Yet the similarities end right here. The pulp is delicious, although the taste is hard to describe: like a blend of cranberry, raspberry and pomegranate. The sauce tastes great straight from the jar, but I can also imagine it with vanilla ice cream, rice pudding, panna cotta or pancakes.
Without Laszlo, I would have certainly missed the moment to harvest those berries.
Autumn Berry Sauce
Not at all sure what the yield would be I picked about three pounds and got a little less than 2.5 pounds of pulp out of it, which made three pints of sauce. This is more than we can eat soon, and I know in the depth of winter we will appreciate this super fruity treat, so I processed two of the jars in a boiling water bath for 10 minutes.
3 pounds autumn berries
2 cups raw organic cane sugar, as needed
½ teaspoon cinnamon
¼ teaspoon natural orange extract
1. Cook the berries over low to medium heat until they start to release their juice, stirring often. Bring to a boil and cook until mushy. Cool slightly, then pass through a food mill with a fine plate. Weigh the pulp and add one third of the amount in sugar.
2. Rinse the pot and return the pulp to the pot. Add the sugar and cook over low to medium heat until fully dissolved. Taste for sweetness and add more sugar if desired. Fill in sterilized jars and refrigerate, or process in a boiling water bath for 10 minutes.
Makes 3 pint jars
Autumn Berry Fruit Leather
1½ pounds autum berry pulp (prepared as described in step 1 above, but omit the sugar)
½ cup honey
1. Warm the pulp in a saucepan over low heat. Add the honey and stir until fully dissolved.

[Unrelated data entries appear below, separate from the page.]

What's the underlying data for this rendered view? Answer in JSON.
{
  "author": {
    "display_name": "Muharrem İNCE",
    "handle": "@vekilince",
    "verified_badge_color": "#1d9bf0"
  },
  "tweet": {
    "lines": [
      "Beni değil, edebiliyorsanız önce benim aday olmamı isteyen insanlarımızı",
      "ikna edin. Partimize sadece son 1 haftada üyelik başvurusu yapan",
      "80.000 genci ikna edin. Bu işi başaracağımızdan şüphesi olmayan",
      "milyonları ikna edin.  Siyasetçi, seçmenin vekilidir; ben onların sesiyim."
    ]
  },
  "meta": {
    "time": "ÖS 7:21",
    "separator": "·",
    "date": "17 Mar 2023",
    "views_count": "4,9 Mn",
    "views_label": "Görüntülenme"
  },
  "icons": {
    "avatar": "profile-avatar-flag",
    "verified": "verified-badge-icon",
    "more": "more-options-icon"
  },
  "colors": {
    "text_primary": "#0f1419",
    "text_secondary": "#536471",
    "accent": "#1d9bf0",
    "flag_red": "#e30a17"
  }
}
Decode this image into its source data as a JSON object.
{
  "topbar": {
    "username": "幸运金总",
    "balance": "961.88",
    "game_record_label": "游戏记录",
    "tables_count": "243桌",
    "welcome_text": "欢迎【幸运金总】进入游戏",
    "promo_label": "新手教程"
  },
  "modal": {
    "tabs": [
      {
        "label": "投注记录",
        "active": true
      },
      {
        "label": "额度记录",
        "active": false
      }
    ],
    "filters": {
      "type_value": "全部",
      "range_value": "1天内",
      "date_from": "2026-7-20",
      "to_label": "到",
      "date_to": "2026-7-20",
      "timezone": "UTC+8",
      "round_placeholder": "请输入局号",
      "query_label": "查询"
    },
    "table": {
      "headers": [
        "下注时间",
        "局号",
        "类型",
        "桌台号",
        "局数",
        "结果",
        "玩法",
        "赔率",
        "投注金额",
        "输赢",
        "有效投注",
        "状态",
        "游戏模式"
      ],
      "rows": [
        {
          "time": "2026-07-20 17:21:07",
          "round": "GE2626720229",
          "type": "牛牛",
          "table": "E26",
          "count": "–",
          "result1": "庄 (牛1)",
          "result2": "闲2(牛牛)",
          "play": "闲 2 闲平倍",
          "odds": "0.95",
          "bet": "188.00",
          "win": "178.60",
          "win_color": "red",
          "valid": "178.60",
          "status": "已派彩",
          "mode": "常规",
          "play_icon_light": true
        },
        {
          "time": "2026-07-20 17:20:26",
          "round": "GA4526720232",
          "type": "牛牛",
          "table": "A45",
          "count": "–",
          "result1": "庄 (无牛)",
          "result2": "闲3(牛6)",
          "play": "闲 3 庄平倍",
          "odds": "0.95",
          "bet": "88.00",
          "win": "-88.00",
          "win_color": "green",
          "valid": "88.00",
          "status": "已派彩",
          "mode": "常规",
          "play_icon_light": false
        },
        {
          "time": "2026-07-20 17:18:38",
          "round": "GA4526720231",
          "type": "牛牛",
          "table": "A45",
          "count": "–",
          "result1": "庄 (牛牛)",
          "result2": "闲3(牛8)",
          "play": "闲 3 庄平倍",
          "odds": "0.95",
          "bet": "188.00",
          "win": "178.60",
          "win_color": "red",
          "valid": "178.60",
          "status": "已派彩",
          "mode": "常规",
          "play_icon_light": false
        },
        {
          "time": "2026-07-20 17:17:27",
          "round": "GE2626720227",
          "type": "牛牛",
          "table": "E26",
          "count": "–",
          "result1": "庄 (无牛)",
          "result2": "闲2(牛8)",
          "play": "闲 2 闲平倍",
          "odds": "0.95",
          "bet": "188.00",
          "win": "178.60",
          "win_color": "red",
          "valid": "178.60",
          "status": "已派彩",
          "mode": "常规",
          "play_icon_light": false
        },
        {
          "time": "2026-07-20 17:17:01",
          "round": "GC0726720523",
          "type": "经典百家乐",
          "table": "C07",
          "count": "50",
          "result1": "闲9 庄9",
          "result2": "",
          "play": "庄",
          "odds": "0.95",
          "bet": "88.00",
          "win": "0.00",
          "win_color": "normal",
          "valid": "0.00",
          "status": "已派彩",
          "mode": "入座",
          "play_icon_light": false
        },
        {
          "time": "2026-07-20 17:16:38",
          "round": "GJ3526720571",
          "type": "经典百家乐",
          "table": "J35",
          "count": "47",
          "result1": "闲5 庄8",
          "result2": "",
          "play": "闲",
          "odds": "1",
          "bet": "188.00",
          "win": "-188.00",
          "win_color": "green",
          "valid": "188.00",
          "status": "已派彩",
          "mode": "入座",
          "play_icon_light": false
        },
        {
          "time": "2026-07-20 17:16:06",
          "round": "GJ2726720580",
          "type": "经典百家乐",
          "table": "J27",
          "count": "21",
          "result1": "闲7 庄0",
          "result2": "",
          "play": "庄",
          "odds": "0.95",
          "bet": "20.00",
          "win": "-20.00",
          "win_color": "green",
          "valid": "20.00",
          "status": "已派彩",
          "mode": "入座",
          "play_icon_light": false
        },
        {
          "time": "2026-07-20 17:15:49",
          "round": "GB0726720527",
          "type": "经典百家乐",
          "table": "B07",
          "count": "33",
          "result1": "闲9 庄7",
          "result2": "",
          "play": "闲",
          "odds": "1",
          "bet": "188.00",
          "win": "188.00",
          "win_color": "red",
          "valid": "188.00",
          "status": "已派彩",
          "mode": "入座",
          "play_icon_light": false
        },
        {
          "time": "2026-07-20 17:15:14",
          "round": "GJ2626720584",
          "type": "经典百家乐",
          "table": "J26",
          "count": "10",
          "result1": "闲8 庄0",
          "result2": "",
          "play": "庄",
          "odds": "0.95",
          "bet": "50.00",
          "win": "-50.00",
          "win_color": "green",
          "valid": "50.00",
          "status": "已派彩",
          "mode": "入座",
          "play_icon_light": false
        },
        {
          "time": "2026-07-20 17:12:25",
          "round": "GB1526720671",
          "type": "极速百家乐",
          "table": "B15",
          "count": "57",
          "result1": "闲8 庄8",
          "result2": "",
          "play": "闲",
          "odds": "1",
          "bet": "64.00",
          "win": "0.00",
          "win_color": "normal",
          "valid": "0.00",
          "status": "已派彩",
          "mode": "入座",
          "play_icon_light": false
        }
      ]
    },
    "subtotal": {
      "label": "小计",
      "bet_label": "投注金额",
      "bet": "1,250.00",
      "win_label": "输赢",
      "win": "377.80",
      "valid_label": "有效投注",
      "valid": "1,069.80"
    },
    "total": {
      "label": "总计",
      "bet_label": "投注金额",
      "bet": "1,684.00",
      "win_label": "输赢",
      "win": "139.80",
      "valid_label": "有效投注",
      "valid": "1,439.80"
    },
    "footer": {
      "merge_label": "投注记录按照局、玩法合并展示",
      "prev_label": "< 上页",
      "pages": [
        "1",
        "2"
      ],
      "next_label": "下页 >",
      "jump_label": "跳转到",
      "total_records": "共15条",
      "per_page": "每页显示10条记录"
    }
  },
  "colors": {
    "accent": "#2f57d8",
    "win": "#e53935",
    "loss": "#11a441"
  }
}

2. Line two jelly roll sheets with parchment paper (I used a large and a small sheet; if using two large ones, you won’t fill the second sheet entirely). Pour the puree onto the sheets and distribute it evenly by tilting the sheets, or using a dinner knife or a spatula.
3. Place the sheets on the first and third or second and fourth rack of the oven to allow for ample air circulation. Set the oven at the lowest possible temperature, 140 to 170 degrees F, and dry for 10 to 12 hours, until the fruit leather is still tacky but when you touch it, no fruit pulp sticks to your finger. Turn off the oven and let it sit for several hours, or better overnight, with the oven door closed.
4. The next day, gently peel off the parchment paper. If you cannot remove it at once, do it in pieces. Place a piece of wax paper large enough to hold the fruit leather on a clean dry work surface. Place the fruit leather on top and roll it up with the wax paper from the long side. Do not roll it too tightly or it may crack.
5. Place the roll on a large cutting board. With a finely serrated knife make a deep cut into the roll every ¾ inch or so, then cut the roll into pieces using a chef’s knife. Store the fruit leather in an airtight container and refrigerate. It keeps for up to 5 months.